A well-organized underground had already been established so that when orders came for Jews to report to the train station, they already knew not to go, but had very little time to make decisions about how and where to go into hiding. Ingrid described how her father and the underground were ahead of the Nazis and had already identified families and locations where people had committed to protect and hide Jews.

Maude described her parents packing suitcases and telling her and her younger sister that they were going for a two-week vacation to the country. “We were dropped off, greeted nicely, wished a good time, and then they put us to bed. But at two in the morning, we were awakened and had to walk through the woods in the dark to the next town where we wouldn’t be recognized at the train station there.” From there they traveled to a remote farm owned by an older couple with no children and ‘became nieces.’

Two weeks became three years, and over time the sisters moved between other locations when the resistance overheard that someone suspected there were people being hidden. Eventually they returned to the farm, and were reunited with their parents. But it took two months before Maude felt she could trust them, and only agreed to go with them on the condition that if they didn’t like their parents, they could return to “Auntie’s farm.”

Both women described the Hunger Winter of 1944-1945 in the Netherlands under Nazi occupation. Food was scarce for non-Jew and Jew alike, such that all of the Jews were being hidden. In order to feed the 14 people residing in their home (half of them in hiding) Ingrid said: “My mother disguised herself as a nurse and went to other towns to find food. Sometimes the underground was able to get extra ration cards.” But in redeeming them for food they had to avoid raising suspicion by not purchasing in large volume or frequenting the same vendors.
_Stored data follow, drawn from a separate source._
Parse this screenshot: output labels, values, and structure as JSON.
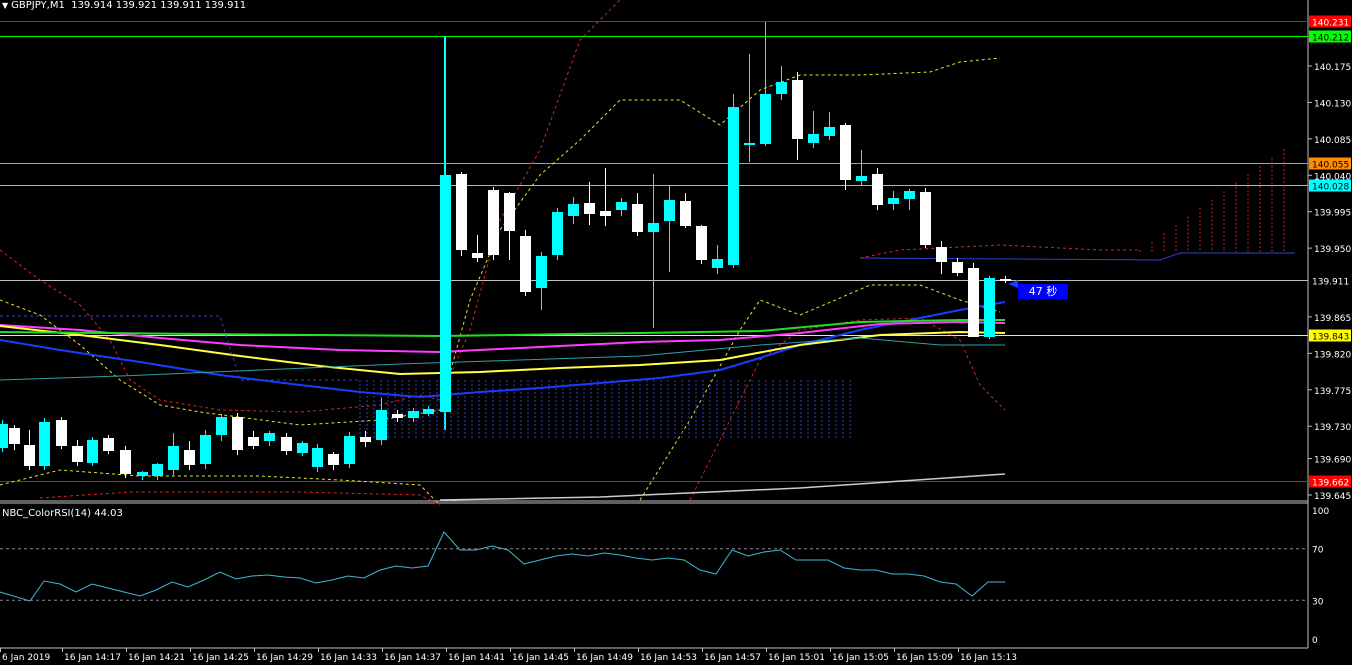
{
  "header": {
    "symbol_timeframe": "GBPJPY,M1",
    "ohlc": "139.914 139.921 139.911 139.911"
  },
  "countdown": "47 秒",
  "price_axis": {
    "ticks": [
      "140.175",
      "140.130",
      "140.085",
      "140.040",
      "139.995",
      "139.950",
      "139.865",
      "139.820",
      "139.775",
      "139.730",
      "139.690",
      "139.645"
    ],
    "levels": [
      {
        "label": "140.231",
        "bg": "#ff0000",
        "fg": "#ffffff",
        "line": "#ff0000"
      },
      {
        "label": "140.212",
        "bg": "#00ff00",
        "fg": "#000000",
        "line": "#00ff00"
      },
      {
        "label": "140.055",
        "bg": "#ff8c00",
        "fg": "#000000",
        "line": "#ff8c00"
      },
      {
        "label": "140.028",
        "bg": "#00ffff",
        "fg": "#000000",
        "line": "#00ffff"
      },
      {
        "label": "139.911",
        "bg": "#000000",
        "fg": "#ffffff",
        "line": "#bfbfbf"
      },
      {
        "label": "139.843",
        "bg": "#ffff00",
        "fg": "#000000",
        "line": "#ffff00"
      },
      {
        "label": "139.662",
        "bg": "#ff0000",
        "fg": "#ffffff",
        "line": "#ff0000"
      }
    ]
  },
  "rsi": {
    "title": "NBC_ColorRSI(14) 44.03",
    "ticks": [
      "100",
      "70",
      "30",
      "0"
    ],
    "line_color": "#3fb8d8"
  },
  "time_axis": [
    "6 Jan 2019",
    "16 Jan 14:17",
    "16 Jan 14:21",
    "16 Jan 14:25",
    "16 Jan 14:29",
    "16 Jan 14:33",
    "16 Jan 14:37",
    "16 Jan 14:41",
    "16 Jan 14:45",
    "16 Jan 14:49",
    "16 Jan 14:53",
    "16 Jan 14:57",
    "16 Jan 15:01",
    "16 Jan 15:05",
    "16 Jan 15:09",
    "16 Jan 15:13"
  ],
  "colors": {
    "bull": "#00ffff",
    "bear": "#ffffff",
    "ma_blue": "#1a3cff",
    "ma_magenta": "#ff3dff",
    "ma_yellow": "#ffff44",
    "ma_green": "#22dd22",
    "bb_outer": "#dd2222",
    "bb_inner": "#e6e62e",
    "cloud": "#2f3fcc"
  }
}
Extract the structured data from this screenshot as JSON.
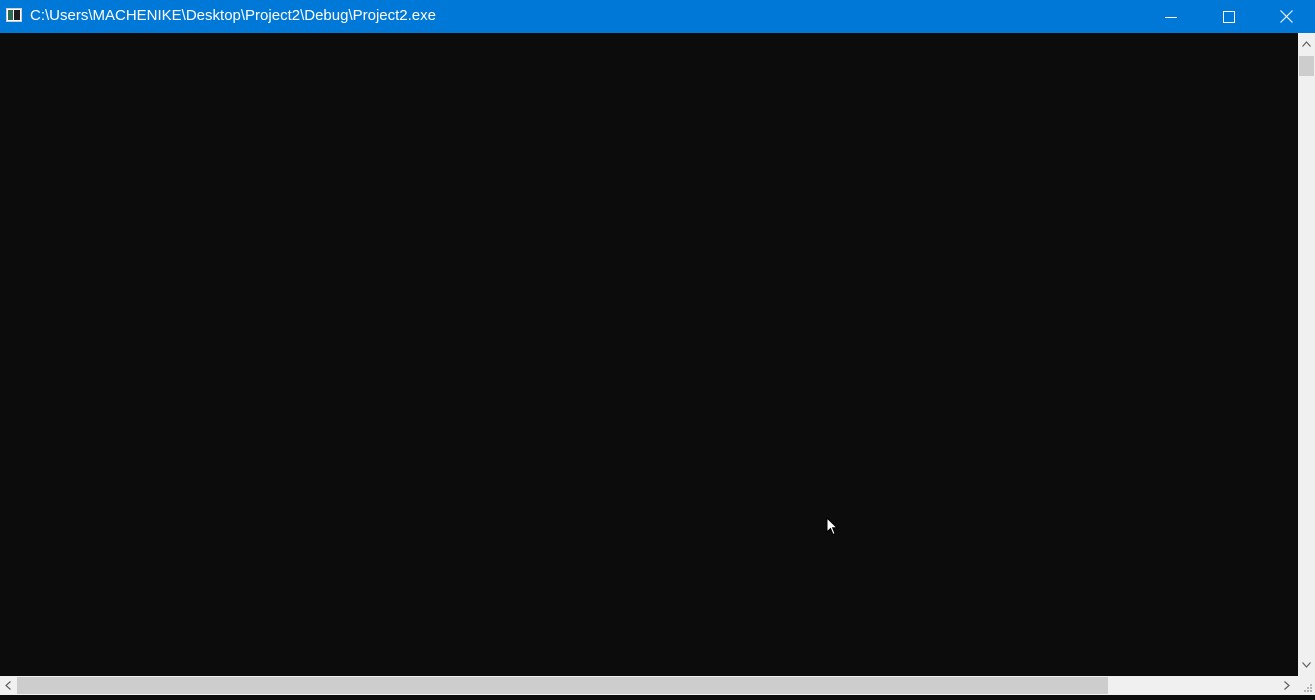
{
  "window": {
    "title": "C:\\Users\\MACHENIKE\\Desktop\\Project2\\Debug\\Project2.exe",
    "accent_color": "#0078d7",
    "console_background": "#0c0c0c",
    "controls": {
      "minimize_icon": "minimize-icon",
      "maximize_icon": "maximize-icon",
      "close_icon": "close-icon"
    }
  },
  "console": {
    "output": ""
  },
  "scrollbars": {
    "vertical": {
      "up_icon": "chevron-up-icon",
      "down_icon": "chevron-down-icon"
    },
    "horizontal": {
      "left_icon": "chevron-left-icon",
      "right_icon": "chevron-right-icon"
    }
  }
}
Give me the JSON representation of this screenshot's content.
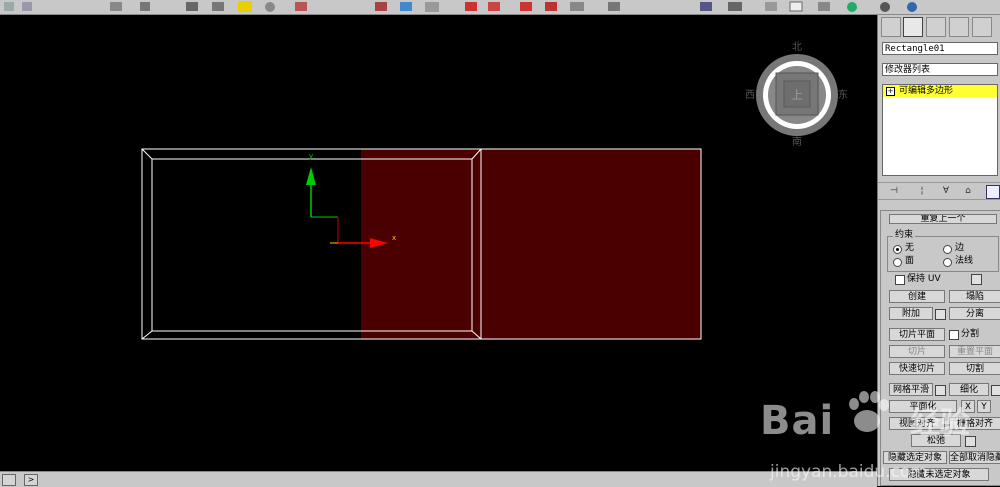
{
  "colors": {
    "viewport_bg": "#000000",
    "selected_face": "#4a0000",
    "wireframe": "#ffffff",
    "y_axis": "#00cc00",
    "x_axis": "#ff0000",
    "stack_highlight": "#ffff33",
    "panel_bg": "#c8c8c8"
  },
  "viewcube": {
    "face_label": "上",
    "north": "北",
    "south": "南",
    "east": "东",
    "west": "西"
  },
  "gizmo": {
    "x_label": "x",
    "y_label": "y"
  },
  "command_panel": {
    "tabs": [
      "create-tab",
      "modify-tab",
      "hierarchy-tab",
      "motion-tab",
      "display-tab"
    ],
    "object_name": "Rectangle01",
    "modifier_list_label": "修改器列表",
    "stack_item": "可编辑多边形",
    "stack_toggle": "+",
    "stack_icons": [
      "pin-stack-icon",
      "show-end-result-icon",
      "make-unique-icon",
      "remove-modifier-icon",
      "configure-modifier-sets-icon"
    ]
  },
  "edit_geometry": {
    "repeat_last": "重复上一个",
    "constraints_label": "约束",
    "constraint_none": "无",
    "constraint_edge": "边",
    "constraint_face": "面",
    "constraint_normal": "法线",
    "preserve_uv": "保持 UV",
    "create": "创建",
    "collapse": "塌陷",
    "attach": "附加",
    "detach": "分离",
    "slice_plane": "切片平面",
    "split": "分割",
    "slice": "切片",
    "reset_plane": "重置平面",
    "quickslice": "快速切片",
    "cut": "切割",
    "meshsmooth": "网格平滑",
    "tessellate": "细化",
    "make_planar": "平面化",
    "axis_x": "X",
    "axis_y": "Y",
    "view_align": "视图对齐",
    "grid_align": "栅格对齐",
    "relax": "松弛",
    "hide_selected": "隐藏选定对象",
    "unhide_all": "全部取消隐藏",
    "hide_unselected": "隐藏未选定对象"
  },
  "status": {
    "expand": ">"
  },
  "watermark": {
    "brand": "Bai",
    "brand_cn": "经验",
    "url": "jingyan.baidu.com"
  }
}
She further noted an incident when the water meter reader came to their door and asked why their water consumption had doubled in the last month. After that, they had to reduce how they washed and used water so as to not be suspected of harboring hidden Jews.

Maude described the dire conditions of returning to Amersfoort after the war, and found that their home had been damaged by the bombing, and that the Germans had taken everything—even the firewood. They had to find somewhere else to live.

In her closing remarks, Maude told how she was reconnected with Ingrid through Yad Vashem, who alerted her that someone was looking for her. It turned out to be Ingrid’s sister. Ingrid researched Maude’s name during her work as a docent in a Holocaust Museum, but only succeeded in connecting when she contacted the Holocaust Education Center of JFGMW. Now they have become friends, having lived separate but somewhat parallel lives during the war, and continue to share their stories with each other and with us.